The Bibliothekarin Detail That Got Me
Emily Henry made Daphne a children's librarian, and this is where the book grabbed me by the collar. The scenes where Daphne runs her library programs - specifically a summer reading challenge she designs - feel so specific and real. In the German translation, there's this beautiful moment where she's describing why she curates accessible reading experiences for kids, and I literally paused the audio because it hit a nerve. That's my entire career in a sentence. Building access points so people don't get left out of stories.
The roommate dynamic between Daphne and Miles is where Henry's writing shines hardest. Miles plays sad love songs at full volume (the irony of a hard-of-hearing person being annoyed by someone's music is not lost on me), leaves his stuff everywhere, and is generally the human embodiment of emotional chaos. But when Daphne discovers his guitar in the living room has a string missing and he hasn't replaced it because that was the string Petra used to tune - yeah. That's the kind of specific, quiet detail that separates Emily Henry from the pack.
Caption Sync and the German Audio Experience
I sync text and captions religiously, and I want to flag this: the German translation by Katharina Naumann and Silke Jellinghaus reads naturally. It doesn't feel translated. That matters for audio because clunky translated prose kills vocal rhythm. At nearly fourteen hours, this is a commitment, and the prose flow keeps it from dragging. Clarity over speed - always. I listened at 1.0x and didn't feel the urge to bump it up, which for a rom-com of this length is saying something.
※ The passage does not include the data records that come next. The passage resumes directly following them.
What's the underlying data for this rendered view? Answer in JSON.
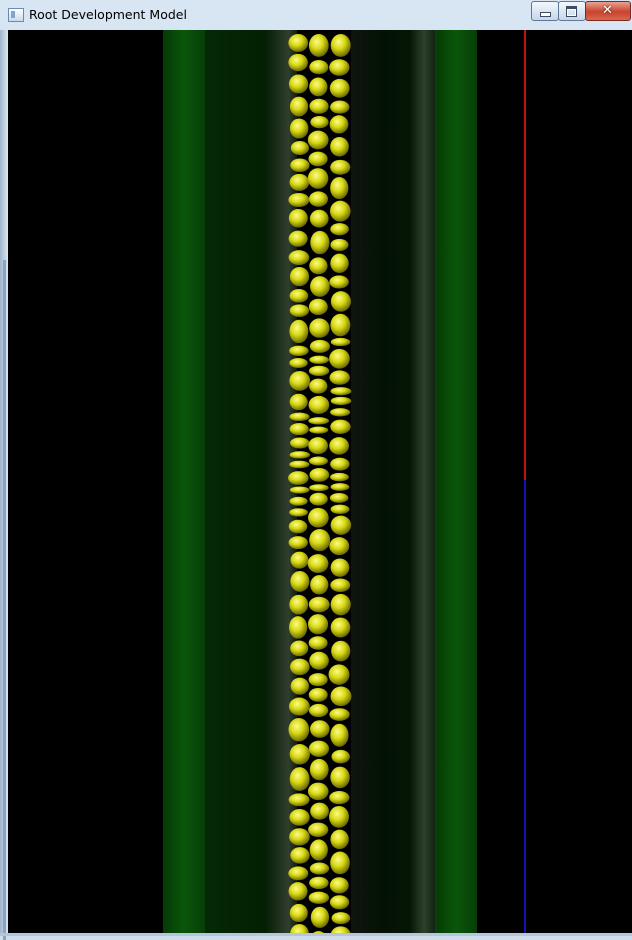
{
  "window": {
    "title": "Root Development Model",
    "ghost_title": "Root Development Model",
    "controls": {
      "minimize": "minimize",
      "maximize": "maximize",
      "close": "close"
    }
  },
  "viewport": {
    "background": "#000000",
    "tissue_color": "#0a560a",
    "cell_color": "#d8d814",
    "marker_top_color": "#c01010",
    "marker_bottom_color": "#1010b8"
  }
}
No sound effects, no music, just Marx's voice. Clean production. Accessibility done right in terms of audio clarity - I never had to rewind because of mumbled words or swallowed consonants, which is more than I can say for a lot of German-language audiobooks I've tested.
Who Gets the Key to This WG
If you want a rom-com that earns its emotional beats through character specificity rather than plot mechanics, and you're comfortable with German-language audio, this is your summer listen. If you need constant banter energy or can't stand a predictable arc dressed in good prose, you'll get impatient around hour eight.
The Performance Is Layered Enough to Feel
Not perfect. That middle-act flatness kept me from fully surrendering. But Christiane Marx does something I respect deeply: she trusts the listener to meet her halfway. She doesn't oversell. For a story about two broken people pretending not to fall for each other, that restraint is its own kind of honesty. The emotional layers come through even without sound - and I mean that literally, because I caught myself reading along with the text at points where my aids struggled, and the feeling still landed.
Emily Henry wrote a rom-com that understands loneliness isn't dramatic. It's just quiet. And Marx narrates it that way.